Although Hubert Eisdell's Canadian performances date as early as 1932, it is unclear exactly when Eisdell made Canada his permanent home. He made his first Canadian appearance on May 18, 1932 with Miss Winifred Dowell and her string sextet at the Fine Arts Galleries on Grenville Street in Toronto.
On October 6, 1932, he performed at the Eaton Auditorium in Toronto with conductor Sir Ernest MacMillan in a benefit for unemployed musicians. In the same year, he made a soloist appearance with the Mendelssohn Choir in Handel's Messiah on Saturday, December 17. Toronto Star music critic Augustus Bridle reviewed the concert and remarked that "Hubert Eisdell displayed a perfect scholarly knowledge of all the tenor arias and admirable finesse in phrasing, diction and legato," but found Eisdell's voice "a little too dry for the humanism of Handel lyrics" (Bridle, 1932).
In 1933, Eisdell accepted a teaching position at the Toronto Conservatory of Music (now the Royal Conservatory of Music). His wife, Katharine, stayed on in England, and then, in 1950, she and her son moved to Australia, where she set up a teaching studio and worked in radio. Eisdell remarried in 1935 to Alva Grieve Graham, a Canadian.
In addition to teaching at the Toronto Conservatory, Eisdell gave song recitals, ballad and oratorio concerts and radio broadcasts. On April 27, 1933, he appeared with the Bach Choir, singing the role of the Narrator in the Canadian premiere of J.S. Bach's St. John Passion at Yorkminster Church in Toronto.
In December of the same year, he was the soloist in a performance of Vaughan William's On Wenlock Edge with the Conservatory String Quartet and Ernest MacMillan at the piano. Augustus Bridle noted in his concert review that Eisdell's interpretations conjured memories of Gervase Elwes' performance of the same work. Bridle wrote further: "Eisdell's perfectly lyric tenor voice brought out with startling severity all the tragedy of this absolutely English drama in five song scenes. No finer presentation of this kind has ever been made here" (Bridle, 1933).
He made several appearances with the Toronto Bach Society, including another performance of Bach's St.
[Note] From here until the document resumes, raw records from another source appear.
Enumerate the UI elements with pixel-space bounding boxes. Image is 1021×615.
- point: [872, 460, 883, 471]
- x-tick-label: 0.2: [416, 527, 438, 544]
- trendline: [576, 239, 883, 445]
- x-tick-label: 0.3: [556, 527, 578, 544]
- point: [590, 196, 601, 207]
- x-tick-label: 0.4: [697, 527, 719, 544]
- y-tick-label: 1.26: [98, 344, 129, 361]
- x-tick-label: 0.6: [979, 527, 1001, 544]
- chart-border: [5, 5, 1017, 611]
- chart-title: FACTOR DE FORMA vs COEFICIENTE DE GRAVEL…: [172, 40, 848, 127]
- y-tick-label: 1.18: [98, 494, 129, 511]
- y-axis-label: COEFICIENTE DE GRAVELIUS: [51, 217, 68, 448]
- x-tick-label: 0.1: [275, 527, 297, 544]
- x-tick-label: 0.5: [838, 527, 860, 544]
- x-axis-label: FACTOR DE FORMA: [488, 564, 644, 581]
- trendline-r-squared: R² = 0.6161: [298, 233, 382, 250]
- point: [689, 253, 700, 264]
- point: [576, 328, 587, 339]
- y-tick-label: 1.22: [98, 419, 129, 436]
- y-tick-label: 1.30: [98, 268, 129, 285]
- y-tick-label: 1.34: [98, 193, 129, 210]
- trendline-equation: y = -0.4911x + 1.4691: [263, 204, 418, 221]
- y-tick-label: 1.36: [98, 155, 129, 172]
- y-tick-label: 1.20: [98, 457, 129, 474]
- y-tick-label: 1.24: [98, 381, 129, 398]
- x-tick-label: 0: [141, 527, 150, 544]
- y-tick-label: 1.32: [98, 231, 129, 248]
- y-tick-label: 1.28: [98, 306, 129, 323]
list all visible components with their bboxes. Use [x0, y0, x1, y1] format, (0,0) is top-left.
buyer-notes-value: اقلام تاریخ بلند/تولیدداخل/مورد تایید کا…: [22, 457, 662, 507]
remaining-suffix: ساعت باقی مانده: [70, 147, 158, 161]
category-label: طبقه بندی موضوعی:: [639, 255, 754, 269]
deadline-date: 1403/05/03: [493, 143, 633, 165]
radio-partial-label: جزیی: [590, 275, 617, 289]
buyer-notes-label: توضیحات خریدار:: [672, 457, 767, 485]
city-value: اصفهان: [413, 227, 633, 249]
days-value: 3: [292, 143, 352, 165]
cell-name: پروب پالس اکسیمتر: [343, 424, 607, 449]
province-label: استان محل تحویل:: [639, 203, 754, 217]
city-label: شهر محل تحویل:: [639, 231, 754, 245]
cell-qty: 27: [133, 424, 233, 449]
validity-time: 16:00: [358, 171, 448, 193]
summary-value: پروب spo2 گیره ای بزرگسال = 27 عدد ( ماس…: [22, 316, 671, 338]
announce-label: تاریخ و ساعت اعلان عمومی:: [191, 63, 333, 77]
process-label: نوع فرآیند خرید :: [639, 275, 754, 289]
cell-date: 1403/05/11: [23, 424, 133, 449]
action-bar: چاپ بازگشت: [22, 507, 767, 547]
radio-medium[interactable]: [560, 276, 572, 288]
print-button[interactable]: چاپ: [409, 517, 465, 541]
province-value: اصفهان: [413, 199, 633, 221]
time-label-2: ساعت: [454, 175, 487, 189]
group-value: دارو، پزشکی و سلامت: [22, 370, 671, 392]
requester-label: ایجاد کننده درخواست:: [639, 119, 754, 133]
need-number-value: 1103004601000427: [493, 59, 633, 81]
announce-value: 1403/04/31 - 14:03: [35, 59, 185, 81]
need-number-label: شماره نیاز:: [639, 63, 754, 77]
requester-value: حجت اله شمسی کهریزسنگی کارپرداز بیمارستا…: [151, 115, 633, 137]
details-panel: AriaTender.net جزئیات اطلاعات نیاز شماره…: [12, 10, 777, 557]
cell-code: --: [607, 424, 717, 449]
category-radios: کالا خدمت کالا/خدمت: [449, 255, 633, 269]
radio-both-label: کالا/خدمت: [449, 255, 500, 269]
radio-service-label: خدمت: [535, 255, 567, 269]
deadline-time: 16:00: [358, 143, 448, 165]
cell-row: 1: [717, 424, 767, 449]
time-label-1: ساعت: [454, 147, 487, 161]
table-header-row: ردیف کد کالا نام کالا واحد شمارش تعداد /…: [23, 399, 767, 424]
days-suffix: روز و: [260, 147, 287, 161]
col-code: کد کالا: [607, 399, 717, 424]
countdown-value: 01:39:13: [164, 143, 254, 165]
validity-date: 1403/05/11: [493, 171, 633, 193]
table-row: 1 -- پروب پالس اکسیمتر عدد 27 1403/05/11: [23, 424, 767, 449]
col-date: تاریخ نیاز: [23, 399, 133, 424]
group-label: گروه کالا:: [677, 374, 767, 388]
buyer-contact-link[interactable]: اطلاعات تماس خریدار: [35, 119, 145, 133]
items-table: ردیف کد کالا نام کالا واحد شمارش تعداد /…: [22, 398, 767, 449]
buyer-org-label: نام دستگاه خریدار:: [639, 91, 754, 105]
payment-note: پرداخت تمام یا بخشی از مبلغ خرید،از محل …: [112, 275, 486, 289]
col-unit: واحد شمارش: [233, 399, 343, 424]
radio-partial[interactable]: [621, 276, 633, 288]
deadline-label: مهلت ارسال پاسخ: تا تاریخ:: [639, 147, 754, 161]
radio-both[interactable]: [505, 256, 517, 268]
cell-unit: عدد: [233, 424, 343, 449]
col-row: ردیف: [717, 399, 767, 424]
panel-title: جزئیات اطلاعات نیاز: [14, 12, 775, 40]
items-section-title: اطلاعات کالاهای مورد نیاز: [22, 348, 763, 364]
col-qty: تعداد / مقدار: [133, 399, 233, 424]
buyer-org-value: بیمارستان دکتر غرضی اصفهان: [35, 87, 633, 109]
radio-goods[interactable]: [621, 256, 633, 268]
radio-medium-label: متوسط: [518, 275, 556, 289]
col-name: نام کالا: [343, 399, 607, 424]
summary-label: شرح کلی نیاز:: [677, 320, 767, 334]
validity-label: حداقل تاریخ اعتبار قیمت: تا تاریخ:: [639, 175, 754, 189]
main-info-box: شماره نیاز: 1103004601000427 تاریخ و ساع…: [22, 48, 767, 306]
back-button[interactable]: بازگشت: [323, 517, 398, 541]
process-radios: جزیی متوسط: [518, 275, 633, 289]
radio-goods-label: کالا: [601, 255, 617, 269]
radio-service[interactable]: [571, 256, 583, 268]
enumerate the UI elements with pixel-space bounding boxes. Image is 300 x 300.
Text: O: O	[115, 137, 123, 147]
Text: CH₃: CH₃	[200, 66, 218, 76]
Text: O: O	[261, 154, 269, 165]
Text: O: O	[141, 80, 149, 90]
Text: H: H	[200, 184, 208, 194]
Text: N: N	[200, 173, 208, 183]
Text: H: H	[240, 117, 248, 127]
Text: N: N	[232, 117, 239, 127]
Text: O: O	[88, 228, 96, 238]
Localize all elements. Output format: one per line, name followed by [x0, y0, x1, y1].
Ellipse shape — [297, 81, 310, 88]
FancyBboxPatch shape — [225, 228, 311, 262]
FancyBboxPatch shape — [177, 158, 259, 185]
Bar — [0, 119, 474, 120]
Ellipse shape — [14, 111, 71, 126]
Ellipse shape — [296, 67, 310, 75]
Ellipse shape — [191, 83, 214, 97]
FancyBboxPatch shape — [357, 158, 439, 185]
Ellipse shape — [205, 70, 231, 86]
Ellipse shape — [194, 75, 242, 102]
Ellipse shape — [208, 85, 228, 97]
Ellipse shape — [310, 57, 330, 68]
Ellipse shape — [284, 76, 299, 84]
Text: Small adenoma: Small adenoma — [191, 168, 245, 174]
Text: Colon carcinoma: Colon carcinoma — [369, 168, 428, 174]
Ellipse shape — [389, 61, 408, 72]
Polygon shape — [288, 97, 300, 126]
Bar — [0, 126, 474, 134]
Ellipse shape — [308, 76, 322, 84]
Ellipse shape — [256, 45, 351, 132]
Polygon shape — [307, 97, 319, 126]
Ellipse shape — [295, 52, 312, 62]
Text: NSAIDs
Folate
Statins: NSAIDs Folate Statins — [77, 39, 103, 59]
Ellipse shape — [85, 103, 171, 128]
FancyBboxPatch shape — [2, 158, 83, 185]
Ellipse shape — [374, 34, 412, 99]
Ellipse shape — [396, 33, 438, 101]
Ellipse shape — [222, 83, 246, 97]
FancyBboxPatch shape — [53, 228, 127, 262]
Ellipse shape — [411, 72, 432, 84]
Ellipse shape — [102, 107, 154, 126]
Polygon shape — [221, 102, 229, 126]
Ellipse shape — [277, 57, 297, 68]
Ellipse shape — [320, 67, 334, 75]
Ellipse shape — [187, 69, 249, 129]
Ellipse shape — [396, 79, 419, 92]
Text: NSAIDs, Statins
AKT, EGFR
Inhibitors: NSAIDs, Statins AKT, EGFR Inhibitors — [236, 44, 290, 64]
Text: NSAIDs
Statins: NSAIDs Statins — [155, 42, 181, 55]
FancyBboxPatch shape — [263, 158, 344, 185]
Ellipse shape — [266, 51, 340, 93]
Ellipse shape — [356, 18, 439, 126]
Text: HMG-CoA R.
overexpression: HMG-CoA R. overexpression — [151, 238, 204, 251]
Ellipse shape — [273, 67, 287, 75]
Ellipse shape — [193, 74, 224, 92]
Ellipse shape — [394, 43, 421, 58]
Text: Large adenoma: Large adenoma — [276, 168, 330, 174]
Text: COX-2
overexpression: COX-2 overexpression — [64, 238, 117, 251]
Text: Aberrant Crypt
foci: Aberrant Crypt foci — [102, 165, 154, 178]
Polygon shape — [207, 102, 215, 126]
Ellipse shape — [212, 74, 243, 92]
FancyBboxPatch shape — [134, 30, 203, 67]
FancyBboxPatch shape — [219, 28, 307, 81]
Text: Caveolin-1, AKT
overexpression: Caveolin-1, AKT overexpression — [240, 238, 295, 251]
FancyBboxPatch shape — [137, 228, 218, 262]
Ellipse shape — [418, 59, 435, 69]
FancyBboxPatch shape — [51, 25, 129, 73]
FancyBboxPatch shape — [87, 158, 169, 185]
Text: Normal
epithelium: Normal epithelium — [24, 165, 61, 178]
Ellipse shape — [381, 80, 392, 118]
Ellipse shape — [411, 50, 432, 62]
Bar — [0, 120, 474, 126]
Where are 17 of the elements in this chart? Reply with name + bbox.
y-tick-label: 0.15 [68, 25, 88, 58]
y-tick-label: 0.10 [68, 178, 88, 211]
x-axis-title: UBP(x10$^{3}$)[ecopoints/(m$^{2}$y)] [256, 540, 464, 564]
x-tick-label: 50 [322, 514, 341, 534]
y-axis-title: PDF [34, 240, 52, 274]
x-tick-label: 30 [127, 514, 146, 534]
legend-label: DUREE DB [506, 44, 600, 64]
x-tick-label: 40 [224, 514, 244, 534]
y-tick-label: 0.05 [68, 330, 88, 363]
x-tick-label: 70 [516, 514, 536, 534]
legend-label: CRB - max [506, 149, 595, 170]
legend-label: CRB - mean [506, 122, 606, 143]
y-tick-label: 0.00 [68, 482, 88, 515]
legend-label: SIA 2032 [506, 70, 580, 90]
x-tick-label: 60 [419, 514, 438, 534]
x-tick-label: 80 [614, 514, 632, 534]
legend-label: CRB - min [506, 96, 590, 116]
John Passion on March 19, 1934 at Convocation Hall. On January 29, 1935 he was tenor soloist for the Bach Society's Massey Hall debut, and was praised for "his remarkable skill in phrase, tone-color, dramatic fervor and enunciation" (Bridle, 1935).
With the Toronto Mendelssohn Choir and contralto Eileen Law, Eisdell appeared as a soloist in a production of Elgar's oratorio Dream of Gerontius at Massey Hall on February 27, 1935. In 1936 he sang in Bach's St. Matthew Passion several times in the days and weeks leading up to Easter, including April 1 at the Eaton Auditorium and April 7 at Convocation Hall. His final Canadian performance took place on November 16, 1937 in Mendelssohn's Elijah.
Eisdell eventually left Toronto and became a teacher of English, French and Latin at Lakefield College in Lakefield, Ontario, where he had taught during his first visit to Canada in 1905. He was also the school's organist until 1947. Presently, an award named in honour of Eisdell is given to an outstanding arts student annually at Lakefield College.
Hubert Eisdell died on Saturday, May 28, 1948 in Peterborough, Ontario after a long illness. A welcome addition to the music scene in Toronto, he made a distinct impression on Canadian music lovers through his performances of oratorio and song. Furthermore, through his prolific recording career, his legacy has been preserved in both his native England and in Canada.